Magda Jaros: Cierpisz na bezsenność?

Piotr Adamczyk: Mimo zmęczenia zdarza się, że natłok myśli nie pozwala mi zasnąć. Ostatnie dni były intensywne. Pierwszy pokaz Karola. Historii człowieka, który został papieżem w Rzymie. A zaraz potem premiera Władzy Nicka Deara w Teatrze Narodowym. Po tych wydarzeniach potrzebuję czasu, by zeszły ze mnie emocje.

Co robisz, żeby się wyciszyć?

- Do tej pory chodziłem na piwo. Ale na dłuższą metę to nie ma sensu. Zdarza się, że kiedy jestem bardzo zmęczony, już po jednym kuflu mam następnego dnia kaca. Minęły czasy, kiedy szedłem się wyszaleć. Chętnie bym gdzieś potańczył, ale pracując tak intensywnie, nie mogę sobie pozwolić na balowanie do rana.

Co Cię tak zmieniło?

- To, że teraz muszę być przede wszystkim skupiony na pracy. We Włoszech film Karol odniósł sukces. Ale nie mogłem spijać śmietanki i cieszyć się, że piękne kobiety uśmiechają się do mnie na ulicy. Wróciłem do Warszawy, by zaraz oddać serce Ludwikowi XIV, którego gram we Władzy. Wcześniej rzetelnie próbowałem, słuchałem uwag reżysera Jana Englerta, zapamiętywałem sytuacje, tekst. Ale zdarzało się, że myślami byłem daleko. Czekałam, jak zostanie odebrany film, któremu poświęciłem rok życia.

Stres minął?

- Jeszcze nie. Cały czas czuję napięcie. W teatrze zagrałem dopiero kilka przedstawień Władzy, więc to jeszcze nie jest etap, kiedy mam na scenie swobodę. Nadal boję się pomylić. Dziś miałem wpadkę. Nie zdążyłem się przebrać, zapinałem przed widownią spodnie. Ale to nieważne. Ulżyło mi, kiedy Karola. Historię człowieka, który został papieżem entuzjastycznie przyjęto we Włoszech. Miał też rekordową oglądalność: 13 milionów widzów. Teraz jednak znów zjadają mnie nerwy przed polską premierą. Trzeba pamiętać, że ten film nie został zrobiony tylko dla nas, choć z ogromnym ukłonem reżysera Giacomo Battiato w stronę kraju, z którego pochodził papież. Jest taka scena, kiedy Karol Wojtyła, profesor, wita nowego studenta i pyta: "Jak ma pan na nazwisko?" "Mickiewicz", słyszy w odpowiedzi. "To dobre nazwisko, zobowiązujące". Nigdzie na świecie ten żart nie będzie rozumiany.
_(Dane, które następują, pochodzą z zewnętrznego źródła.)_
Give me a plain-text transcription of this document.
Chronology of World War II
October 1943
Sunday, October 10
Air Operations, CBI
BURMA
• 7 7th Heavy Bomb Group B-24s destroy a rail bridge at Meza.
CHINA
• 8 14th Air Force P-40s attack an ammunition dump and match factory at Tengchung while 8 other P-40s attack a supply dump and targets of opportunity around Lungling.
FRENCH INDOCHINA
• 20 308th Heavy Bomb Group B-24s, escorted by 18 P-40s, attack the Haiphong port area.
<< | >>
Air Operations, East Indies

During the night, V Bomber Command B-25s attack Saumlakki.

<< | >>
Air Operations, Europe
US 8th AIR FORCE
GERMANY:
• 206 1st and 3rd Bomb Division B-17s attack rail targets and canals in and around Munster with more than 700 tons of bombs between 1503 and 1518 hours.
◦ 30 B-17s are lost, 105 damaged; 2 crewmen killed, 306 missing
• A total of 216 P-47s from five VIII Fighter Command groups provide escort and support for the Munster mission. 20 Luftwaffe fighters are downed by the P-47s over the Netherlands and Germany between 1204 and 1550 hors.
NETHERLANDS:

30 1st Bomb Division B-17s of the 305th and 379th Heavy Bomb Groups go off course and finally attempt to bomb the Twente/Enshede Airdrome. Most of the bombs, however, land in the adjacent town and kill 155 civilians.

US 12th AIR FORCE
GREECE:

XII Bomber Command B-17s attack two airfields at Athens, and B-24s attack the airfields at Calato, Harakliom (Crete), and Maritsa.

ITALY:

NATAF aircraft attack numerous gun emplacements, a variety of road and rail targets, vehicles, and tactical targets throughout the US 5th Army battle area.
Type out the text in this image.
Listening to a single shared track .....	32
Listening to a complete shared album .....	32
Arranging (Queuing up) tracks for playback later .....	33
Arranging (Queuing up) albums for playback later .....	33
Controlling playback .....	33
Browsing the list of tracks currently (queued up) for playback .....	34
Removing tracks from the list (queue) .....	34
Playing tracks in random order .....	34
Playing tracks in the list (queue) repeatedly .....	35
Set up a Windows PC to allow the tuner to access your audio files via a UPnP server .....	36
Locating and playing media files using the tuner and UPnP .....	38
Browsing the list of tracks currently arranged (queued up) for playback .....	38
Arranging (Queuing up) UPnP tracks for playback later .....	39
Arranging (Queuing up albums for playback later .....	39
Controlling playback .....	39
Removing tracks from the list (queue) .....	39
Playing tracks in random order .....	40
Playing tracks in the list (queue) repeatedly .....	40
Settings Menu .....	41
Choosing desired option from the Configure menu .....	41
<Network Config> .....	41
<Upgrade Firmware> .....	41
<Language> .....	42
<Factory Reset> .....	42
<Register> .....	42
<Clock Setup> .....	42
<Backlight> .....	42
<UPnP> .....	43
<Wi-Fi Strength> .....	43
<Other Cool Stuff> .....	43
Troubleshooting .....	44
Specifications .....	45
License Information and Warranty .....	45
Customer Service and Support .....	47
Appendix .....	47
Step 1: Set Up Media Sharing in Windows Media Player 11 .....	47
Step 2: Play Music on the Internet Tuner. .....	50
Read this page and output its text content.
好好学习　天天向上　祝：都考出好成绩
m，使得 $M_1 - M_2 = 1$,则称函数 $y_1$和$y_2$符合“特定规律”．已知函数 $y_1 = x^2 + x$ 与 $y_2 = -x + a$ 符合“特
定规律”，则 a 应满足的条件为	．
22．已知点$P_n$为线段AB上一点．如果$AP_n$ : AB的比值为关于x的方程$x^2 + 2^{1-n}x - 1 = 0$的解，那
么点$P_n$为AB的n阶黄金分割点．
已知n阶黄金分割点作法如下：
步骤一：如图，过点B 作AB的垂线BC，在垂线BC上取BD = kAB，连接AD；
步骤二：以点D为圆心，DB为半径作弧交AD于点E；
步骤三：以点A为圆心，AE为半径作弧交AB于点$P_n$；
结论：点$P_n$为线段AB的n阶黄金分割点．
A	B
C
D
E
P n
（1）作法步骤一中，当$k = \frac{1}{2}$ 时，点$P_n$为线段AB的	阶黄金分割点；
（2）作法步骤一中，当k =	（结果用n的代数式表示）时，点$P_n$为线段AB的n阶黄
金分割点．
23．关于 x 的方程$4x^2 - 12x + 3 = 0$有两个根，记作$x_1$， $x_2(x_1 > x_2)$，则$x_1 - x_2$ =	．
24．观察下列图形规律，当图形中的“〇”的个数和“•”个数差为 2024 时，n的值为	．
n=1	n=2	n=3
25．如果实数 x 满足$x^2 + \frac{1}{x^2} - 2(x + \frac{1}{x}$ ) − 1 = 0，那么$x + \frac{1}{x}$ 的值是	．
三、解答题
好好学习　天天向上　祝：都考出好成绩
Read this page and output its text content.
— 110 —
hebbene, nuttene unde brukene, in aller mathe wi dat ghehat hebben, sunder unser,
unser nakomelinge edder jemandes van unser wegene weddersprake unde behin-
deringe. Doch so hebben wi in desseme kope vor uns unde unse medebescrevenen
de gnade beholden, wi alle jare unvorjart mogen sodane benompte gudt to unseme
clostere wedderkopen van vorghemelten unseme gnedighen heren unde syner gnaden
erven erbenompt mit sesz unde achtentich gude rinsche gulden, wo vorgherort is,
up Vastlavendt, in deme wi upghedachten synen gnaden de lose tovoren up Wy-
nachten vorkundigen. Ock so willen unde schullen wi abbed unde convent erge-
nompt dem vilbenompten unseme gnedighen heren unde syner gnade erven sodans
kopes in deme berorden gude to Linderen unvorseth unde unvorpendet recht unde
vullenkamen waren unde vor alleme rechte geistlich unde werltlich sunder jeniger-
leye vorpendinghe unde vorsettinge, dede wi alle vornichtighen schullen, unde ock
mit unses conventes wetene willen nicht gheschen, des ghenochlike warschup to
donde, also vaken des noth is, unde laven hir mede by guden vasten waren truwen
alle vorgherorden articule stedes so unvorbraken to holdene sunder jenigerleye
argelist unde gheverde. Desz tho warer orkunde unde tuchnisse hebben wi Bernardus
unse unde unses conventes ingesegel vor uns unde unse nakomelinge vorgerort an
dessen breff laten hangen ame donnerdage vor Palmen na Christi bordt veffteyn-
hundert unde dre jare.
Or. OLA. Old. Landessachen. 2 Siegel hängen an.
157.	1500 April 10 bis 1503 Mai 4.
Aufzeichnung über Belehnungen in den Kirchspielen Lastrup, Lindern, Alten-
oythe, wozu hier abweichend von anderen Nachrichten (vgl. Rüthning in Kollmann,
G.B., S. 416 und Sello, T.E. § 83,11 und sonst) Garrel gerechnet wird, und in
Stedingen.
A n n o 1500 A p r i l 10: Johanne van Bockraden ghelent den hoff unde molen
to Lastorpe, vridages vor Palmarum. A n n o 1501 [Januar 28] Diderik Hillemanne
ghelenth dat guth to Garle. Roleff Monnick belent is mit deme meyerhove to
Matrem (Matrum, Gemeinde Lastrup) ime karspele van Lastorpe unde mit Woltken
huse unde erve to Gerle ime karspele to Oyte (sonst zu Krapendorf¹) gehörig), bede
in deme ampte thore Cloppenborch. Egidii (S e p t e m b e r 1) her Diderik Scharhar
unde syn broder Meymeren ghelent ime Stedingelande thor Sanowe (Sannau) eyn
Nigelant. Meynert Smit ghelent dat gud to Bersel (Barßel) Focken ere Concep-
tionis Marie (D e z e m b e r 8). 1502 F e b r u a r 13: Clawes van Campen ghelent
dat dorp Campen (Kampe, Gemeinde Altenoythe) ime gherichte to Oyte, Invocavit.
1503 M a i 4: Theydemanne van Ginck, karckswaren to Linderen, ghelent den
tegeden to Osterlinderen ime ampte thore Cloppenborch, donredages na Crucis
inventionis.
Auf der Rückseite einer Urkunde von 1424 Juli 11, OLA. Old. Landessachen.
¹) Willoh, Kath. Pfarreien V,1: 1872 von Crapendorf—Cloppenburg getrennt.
Jak wyglądała premiera w Rzymie?

- Na początku miała się odbyć w auli Piusa VI, w obecności Ojca Świętego. Ale potem, ze względu na żałobę, oficjalną premierę odwołano. Pierwszy raz zobaczyłem film podczas pokazu dla prasy w auli Uniwersytetu Laterańskiego. Dziennikarze po projekcji urządzili nam owację na stojąco. W równoległych salach Karola oglądali studenci i tam emocje były jeszcze gorętsze.

Czy Jan Paweł II widział fragmenty filmu?

- Nie wiem, ale myślę, że dla Ojca Świętego nasz film nie byłby wielkim wydarzeniem. Papież był bardzo skromnym człowiekiem i krępowało go, że taki film powstaje. Widziałem jego rozbawienie, kiedy przedstawiono mnie jako tego, który ma zagrać Karola Wojtyłę. Wiem, że film widzieli współpracownicy Ojca Świętego, bliskie mu osoby. Spodobał im się.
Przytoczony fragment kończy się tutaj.